Chronique du sexisme ordinaire. Noelles en famille: le morceau de bûche difficile à avaler
Voici venu le temps des joyeusetés de fin d’année. Les vitrines des magasins arborent depuis deux mois déjà leurs plus belles guirlandes. Avec l’arrivée des sapins s’invitent parfois nos songes et appréhensions au sujet de ce fameux instant, où toute la famille est enfin réunie autour du repas. Qu’importe, l’humeur est à la fête, aux cadeaux et aux retrouvailles. Qui dit cadeaux dit désespoir et résignation de n’apercevoir sous le sapin que des livres, films, jeux vidéos, tout ce qui formate l’imaginaire des enfants finalement, présentant des histoires stéréotypées baignant dans la doucereuse contrainte à l’hétérosexualité, enrubannées de rose (romantisme d’un côté), et de bleu (domination de l’autre).
Qui dit retrouvailles dit peut être aussi pour certaines « un mauvais moment à passer ». Lesbiennes avec fierté chaque jour dans nos coeurs, il n’est pas toujours aisé de se retrouver face à des individus, soit qu’on ne connaît que très peu, soit que l’on connaît bien et que l’on aime beaucoup mais avec qui cela se passe toujours mal sans qu’on s’y attende, soit qu’on se débrouille pour éviter chaque jour de l’année. Vous souvenez-vous du cousin germain avec ses blagues vaseuses dès l’apéritif ? Celui qui vous regardera d’un drôle d’air lorsque sera venu votre tour de parole. Une fois votre curriculum vitae énuméré, interrompu de remarques déjà sexistes, toutes et tous attendront sans doute avec impatience le plus croustillant dans l’histoire… « Alors, quand est-ce que tu nous présentes ton amoureux ? » Et zut, voilà, on n’aura pas pu y échapper cette fois-ci.
Une fois que toute la famille ne prête plus d’attention qu’à notre réponse, plusieurs solutions: Quoi, vous ne saviez pas que j’avais adopté un chat ? Pourtant, il est adorable ! Hum, très peu pour moi, je préfère le chocolat! Ben écoutez, je me marie dans 6 mois – Non, j’plaisante ! Alors, on la mange cette bûche ? Chère famille … Je suis lesbienne !
Ce n’est pas une mince affaire que celle de devoir évoquer sa vie sentimentale, sous prétexte que tout.es ont déjà conversé des heures durant à propos de anecdotiques (projet-maison, les poux du petit dernier,…). L’esprit envahi, et avant même que chacun-e ait finit sa coupette, on aura pu appréhender les questions déplacées du grand-oncle qui cherchera à savoir à tout prix « comment ça se passe sans homme ?! », le risque de rejet, d’incompréhension, de violence… Dans d’autre cas, maman et frangine Jennie auront à cœur de prendre des nouvelles de notre amoureuse, sans remarquer mamie, que l’idée de deux femmes ensemble semble titiller.
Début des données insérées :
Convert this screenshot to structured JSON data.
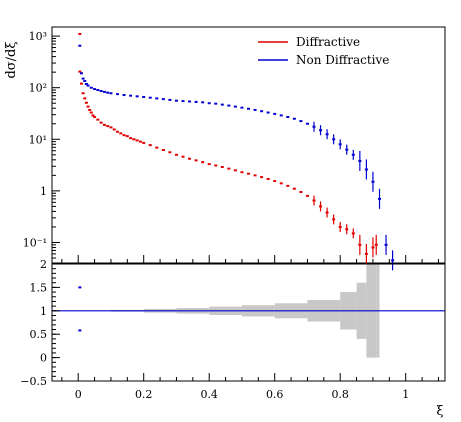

Sans parler de papi, pour qui c’est « contre-nature ».
Quel que soit l’énoncé, un moment se présentera, où nous nous poserons la question de savoir si c’est mieux de garder ça pour soi. Être la lesbienne cachée avançant masquée, évitant le sujet ? Être la goudou de référence familiale, avec toutes les conséquences que l’on connaît ? Le choix est difficile. C’est ça aussi, la contrainte à la clandestinité que nous vivons en tant que lesbiennes.
C’est décidé, l’an prochain, je fêterai Noël avec ma bande de copines féministes!